446 550 km²
Monarchie constitutionnelle
Capitale : Rabat[1]
Monnaie : dirham marocain
37,8 millions de Marocains
En droit international, le Maroc compte 2 336 km de côtes : 512 sur la Méditerranée au nord et 1 824 sur l’Atlantique à l’ouest (face aux Canaries espagnoles et à un peu moins de 700 km de l’île portugaise de Madère). Il partage 1 559 km de frontières terrestres avec l’Algérie à l’est et 16 km au nord avec les deux enclaves espagnoles de Ceuta et Melilla (cf. Territoires disputés).
Le royaume possède également une frontière de 443 km, au sud, avec le Sahara occidental, ancienne colonie espagnole placée par l’ONU sur sa liste des territoires à décoloniser. En pratique, le Maroc en occupe environ 80 % depuis les années 1975-1979 et a érigé, entre 1980 et 1987, un « mur des sables » de 2 720 km (en plusieurs tronçons) le séparant des 20 % désertiques restants, abandonnés aux indépendantistes Sahraouis (cf. article dédié). Avec ces « provinces du sud », dont l’annexion a été reconnue par des pays tels que les États-Unis, l’Espagne et la France, la superficie du Maroc atteint 710 850 km2, son littoral sur l’Atlantique s’enrichit de 1 110 km et ses frontières terrestres s’agrandissent de 1 561 km avec la Mauritanie au sud et de 42 km avec l’Algérie à l’est (longueur correspondant à la frontière entre le Sahara occidental et la république algérienne, qui parraine les indépendantistes du Polisario).
Les montagnes occupent plus des deux tiers du territoire marocain, sous la forme de quatre chaînes principales : le Rif au nord, le Moyen Atlas (« château d’eau » du Maroc) à l’est, l’Anti-Atlas au sud-ouest et enfin le Haut-Atlas qui ceinture le pays d’est en ouest (et où culmine le plus haut sommet, à près de 4 170 m). Le tiers interstitiel est composé de plaines et de plateaux. Selon les régions, le climat est méditerranéen, atlantique ou semi-désertique.
Environ 70 % de la population marocaine est arabe et un peu plus de 30 % berbère, ce qui représente plus de la moitié des berbérophones du monde (cf. Maghreb). Les langues officielles sont l’arabe et le tamazight, tous deux parlés sous la forme de dialectes : hilaliens ou pré-hilaliens du côté arabe, tachelhit (ou chleuh), rifain et tamazight du Maroc central du côté berbère. Pour en savoir plus : https://fr.wikipedia.org/wiki/Langues_au_Maroc#Situation_linguistique_actuelle
Plus de 99 % des habitants sont musulmans (en quasi-totalité sunnites).

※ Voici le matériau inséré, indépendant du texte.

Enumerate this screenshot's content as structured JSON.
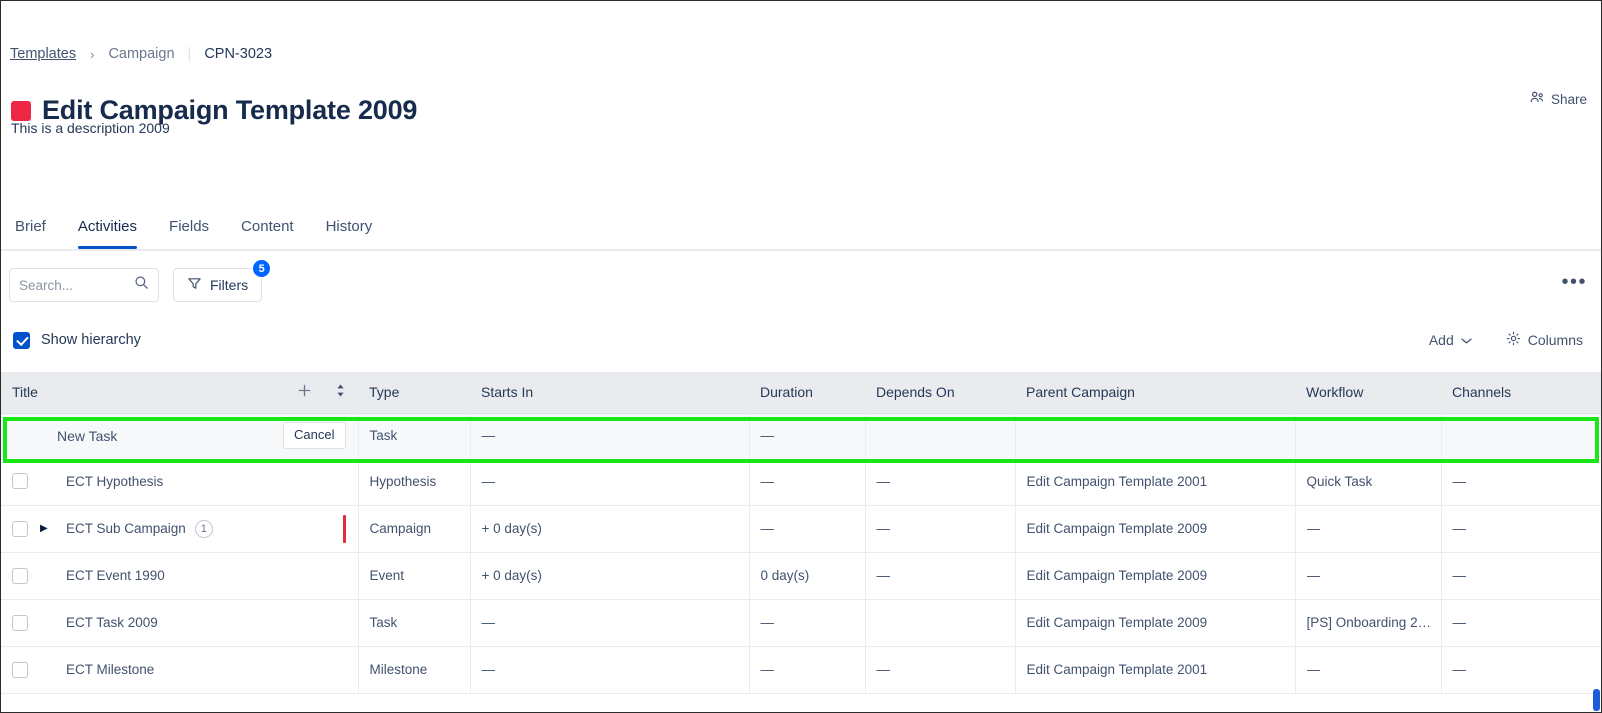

Contrainte d’accepter le protectorat de la France en 1912, ainsi que l’occupation d’une partie de son territoire par l’Espagne (cf. Maghreb historique), la dynastie Alaouite (ou Chérifienne) retrouve la totalité de son pouvoir en 1956, lorsque Maroc redevient indépendant. L’année suivante, le sultan Mohammed V en fait une monarchie constitutionnelle, dont il devient le roi. Rétabli dans ses droits, le pays n’a en revanche pas récupéré sa pleine intégrité territoriale, d’autant que certains milieux dirigeants réclament le retour à la sphère d’influence qui était celle du royaume avant le protectorat. Au nom d’un « Grand Maroc » héritier des empires arabo-berbères du Moyen-Age, ces nationalistes – notamment ceux du parti Istiqlal (« Indépendance ») – revendiquent non seulement les territoires encore espagnols, mais aussi l’intégralité de la Mauritanie, l’ouest du Sahara algérien (Tindouf et Colomb-Béchar) et le nord-ouest du Mali. Madrid tardant à restituer ses possessions, l’armée marocaine et des milices tribales assiègent Sidi Ifni en 1958. L’Espagne cède à la pression et rend au régime chérifien la région d’Ifni, ainsi que la bande de Tarfaya et le cap Juby (en lisière du Sahara espagnol). Elle conserve en revanche la ville d’Ifni (qu’elle restituera en 1969), ainsi que ses provinces du Sahara (au sud du royaume marocain) et les presides de Ceuta et Melilla, le long de la Méditerranée.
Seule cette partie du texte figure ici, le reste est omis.